Even the best laid plans often go awry. And sometimes the half-best-laid plans, too.
Last week, when the Canadian Radio-television and Telecommunications Commission announced that major foreign streamers would have to contribute 5 per cent of their annual domestic revenues to support the Canadian screen sector, you could practically hear the homegrown cheers in Dolby surround sound, so conditioned is the industry to instead receiving bad news. (Don’t worry, there’s still more than enough of that to go around, too!)
As part of the Online Streaming Act (Bill C-11), any streamer with revenues of more than $25-million inside this country – such as Netflix, Disney+ and Prime Video – will have to soon contribute money to the Canada Media Fund, the Indigenous Screen Office, diversity-forward agencies such as the Black Screen Office, an independent local news fund and Canadian-certified independent production funds. But while Canada’s small-screen storytellers are set to reap long-delayed and much-deserved rewards from the disruption caused by U.S. streaming giants, one major group is being left in the ironically appropriate dark: filmmakers.
Currently, there are no C-11 funds being set aside for Telefilm, the federal agency that supports so much of Canada’s film sector. Nor are there any real obligations for streamers to work with Canadian film producers and distributors to generate fresh Canadian movies.
While the CRTC’s new levies will ensure the survival of Canadian content – stories told by Canadian artists, for Canadian audiences and with the rights remaining in the hands of Canadian producers who in turn keep the industry running – the CRTC conveniently forgot that movies, which make up at least half the content on major streaming platforms, even exist.
While details are frustratingly scant on how the CMF will administer its funds, the organization is primarily focused on supporting television and digital media. The ISO and BSO are similarly split in focus between series, digital projects, and movies, facts that have not gone unnoticed by players involved in the Canadian feature-film industry, which generated $436-million in domestic labour income last year, according to a recent report from the Canadian Media Producers Association.

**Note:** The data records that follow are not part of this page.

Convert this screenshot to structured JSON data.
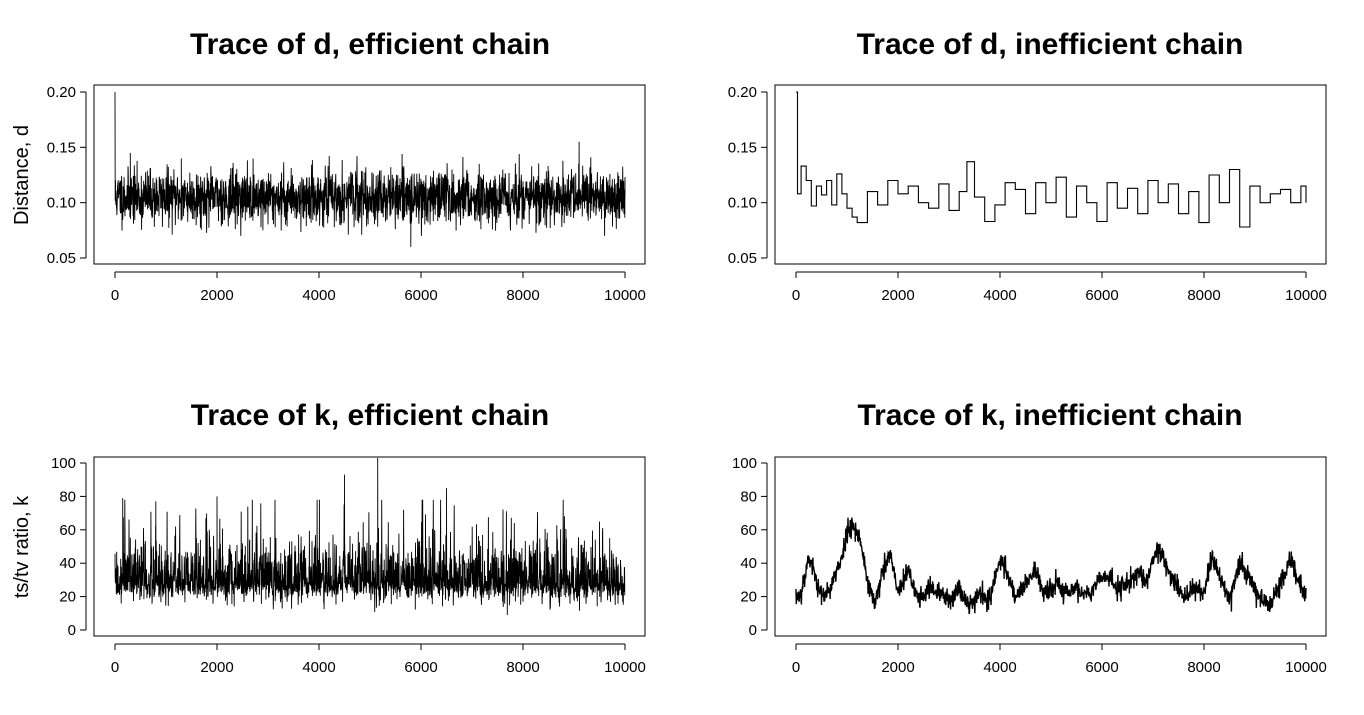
{
  "chart_data": [
    {
      "type": "line",
      "title": "Trace of d, efficient chain",
      "ylabel": "Distance, d",
      "xlabel": "",
      "xlim": [
        0,
        10000
      ],
      "ylim": [
        0.05,
        0.2
      ],
      "xticks": [
        "0",
        "2000",
        "4000",
        "6000",
        "8000",
        "10000"
      ],
      "yticks": [
        "0.05",
        "0.10",
        "0.15",
        "0.20"
      ],
      "grid": false,
      "series": [
        {
          "pattern": "rapidly mixing noise",
          "start": 0.2,
          "center": 0.105,
          "spread": 0.012,
          "min": 0.06,
          "max": 0.154,
          "x": [
            0,
            10,
            20,
            100,
            300,
            1300,
            2900,
            5800,
            9100,
            9500,
            10000
          ],
          "y": [
            0.2,
            0.118,
            0.098,
            0.12,
            0.145,
            0.14,
            0.075,
            0.06,
            0.155,
            0.11,
            0.105
          ]
        }
      ]
    },
    {
      "type": "line",
      "title": "Trace of d, inefficient chain",
      "ylabel": "",
      "xlabel": "",
      "xlim": [
        0,
        10000
      ],
      "ylim": [
        0.05,
        0.2
      ],
      "xticks": [
        "0",
        "2000",
        "4000",
        "6000",
        "8000",
        "10000"
      ],
      "yticks": [
        "0.05",
        "0.10",
        "0.15",
        "0.20"
      ],
      "grid": false,
      "series": [
        {
          "pattern": "step function (sticky chain)",
          "x": [
            0,
            30,
            100,
            200,
            300,
            400,
            500,
            600,
            700,
            800,
            900,
            1000,
            1100,
            1200,
            1400,
            1600,
            1800,
            2000,
            2200,
            2400,
            2600,
            2800,
            3000,
            3200,
            3350,
            3500,
            3700,
            3900,
            4100,
            4300,
            4500,
            4700,
            4900,
            5100,
            5300,
            5500,
            5700,
            5900,
            6100,
            6300,
            6500,
            6700,
            6900,
            7100,
            7300,
            7500,
            7700,
            7900,
            8100,
            8300,
            8500,
            8700,
            8900,
            9100,
            9300,
            9500,
            9700,
            9900,
            10000
          ],
          "y": [
            0.2,
            0.108,
            0.133,
            0.12,
            0.097,
            0.115,
            0.107,
            0.12,
            0.098,
            0.126,
            0.108,
            0.095,
            0.087,
            0.082,
            0.11,
            0.098,
            0.12,
            0.108,
            0.115,
            0.1,
            0.095,
            0.117,
            0.093,
            0.11,
            0.137,
            0.105,
            0.083,
            0.098,
            0.118,
            0.112,
            0.09,
            0.118,
            0.1,
            0.123,
            0.087,
            0.115,
            0.1,
            0.083,
            0.118,
            0.095,
            0.113,
            0.09,
            0.12,
            0.1,
            0.117,
            0.09,
            0.11,
            0.082,
            0.125,
            0.1,
            0.13,
            0.078,
            0.115,
            0.1,
            0.108,
            0.112,
            0.1,
            0.115,
            0.1
          ]
        }
      ]
    },
    {
      "type": "line",
      "title": "Trace of k, efficient chain",
      "ylabel": "ts/tv ratio, k",
      "xlabel": "",
      "xlim": [
        0,
        10000
      ],
      "ylim": [
        0,
        100
      ],
      "xticks": [
        "0",
        "2000",
        "4000",
        "6000",
        "8000",
        "10000"
      ],
      "yticks": [
        "0",
        "20",
        "40",
        "60",
        "80",
        "100"
      ],
      "grid": false,
      "series": [
        {
          "pattern": "rapidly mixing noise with spikes",
          "center": 28,
          "min": 9,
          "x": [
            150,
            800,
            2000,
            4500,
            5150,
            6500,
            9500
          ],
          "y": [
            79,
            77,
            80,
            93,
            103,
            85,
            65
          ]
        }
      ]
    },
    {
      "type": "line",
      "title": "Trace of k, inefficient chain",
      "ylabel": "",
      "xlabel": "",
      "xlim": [
        0,
        10000
      ],
      "ylim": [
        0,
        100
      ],
      "xticks": [
        "0",
        "2000",
        "4000",
        "6000",
        "8000",
        "10000"
      ],
      "yticks": [
        "0",
        "20",
        "40",
        "60",
        "80",
        "100"
      ],
      "grid": false,
      "series": [
        {
          "pattern": "slowly wandering random walk",
          "x": [
            0,
            100,
            250,
            400,
            550,
            700,
            850,
            1000,
            1100,
            1250,
            1400,
            1550,
            1700,
            1850,
            2000,
            2200,
            2400,
            2600,
            2800,
            3000,
            3200,
            3400,
            3600,
            3800,
            4000,
            4100,
            4300,
            4500,
            4700,
            4900,
            5100,
            5300,
            5500,
            5700,
            5900,
            6100,
            6300,
            6500,
            6700,
            6900,
            7050,
            7200,
            7400,
            7600,
            7800,
            8000,
            8150,
            8300,
            8500,
            8700,
            8900,
            9100,
            9300,
            9500,
            9700,
            9850,
            10000
          ],
          "y": [
            20,
            22,
            44,
            30,
            18,
            28,
            38,
            58,
            65,
            55,
            30,
            15,
            35,
            45,
            22,
            35,
            18,
            25,
            22,
            18,
            25,
            15,
            22,
            18,
            42,
            38,
            20,
            28,
            35,
            20,
            28,
            22,
            25,
            20,
            30,
            32,
            25,
            28,
            35,
            30,
            50,
            42,
            30,
            20,
            25,
            22,
            45,
            32,
            18,
            40,
            30,
            20,
            15,
            28,
            42,
            30,
            20
          ]
        }
      ]
    }
  ]
}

In a strongly worded statement issued last week, the Regroupement des producteurs indépendants de cinema du Quebec (RPICQ), a coalition of major Quebec film producers including Denis Robert (The Barbarian Invasions) and Pierre Even (Brooklyn), accused the CRTC of “abandoning cinema” and leaving the industry with “crumbs.”
“Feature film production and distribution have been strongly impacted by streaming platforms, which have permanently altered the way audiences access Canadian productions. At a time when feature films are one of the pillars of Canadian content’s influence around the world, it is essential that the sector have direct access to the benefits of the new system put in place by the CRTC,” members of the RPICQ said. “Anything less is inconceivable, unfair and unacceptable.”
While the RPICQ – whose members were so incensed that no one thought to fact-check its statement in order to prevent misidentifying the Indigenous Screen Office as the “Aboriginal Screen Office” – might be asking for too much by demanding 20 per cent of the levies collected from streamers as is the case under France’s similar law, the Canadian film world has every right to feel unjustly ignored. The Canadian theatrical sector just enjoyed a strong year – total 2023 box-office revenue for homegrown films increased 148.8 per cent from the year before – so to dismiss it just as C-11 is getting off the ground is thoughtless.
Naturally, Telefilm feels similarly – although being a federal agency, the organization must tread delicately.
“With at least 60 per cent of the content offered on digital platforms being feature films, the impact of cinema on the creative and cultural sectors is undeniable,” Julie Roy, chief executive of Telefilm, said in a statement to The Globe, echoing comments that she made on stage at the Banff World Media Festival this past Monday. “Telefilm will remain involved in these consultations, to foster collaboration and reinforce the specificity of cinema, and the need to support the industry’s artisans in this dynamic ecosystem.”
The absence of feature-film support isn’t the only dent in the CRTC’s latest measures, of course. There is still the curious demand to support local news, even though Netflix and its fellow U.S. giants have seemingly no ambitions to get into the regional-journalism game. The CRTC still is a long way’s off from updating the definition of what, exactly, “Canadian content” means today. And there hasn’t yet been any discussion on the critical importance of promotion and marketing CanCon, versus merely subsidizing production of it.
But this slow, gradual, oh-so-Canadian C-11 process only means that there is still time for the CRTC to course-correct, and ensure that all the players in Canada’s screen sector live to see another, brighter day.
“From everyone I’ve spoken with across the industry, this feels like a good start from the CRTC – we’re just a little disappointed in the weight and distribution of it,” says Noah Segal, co-president of Elevation Pictures, Canada’s largest independent film distributor and production company. “But we’re hopeful that this is the beginning of the conversation, not the end of it.”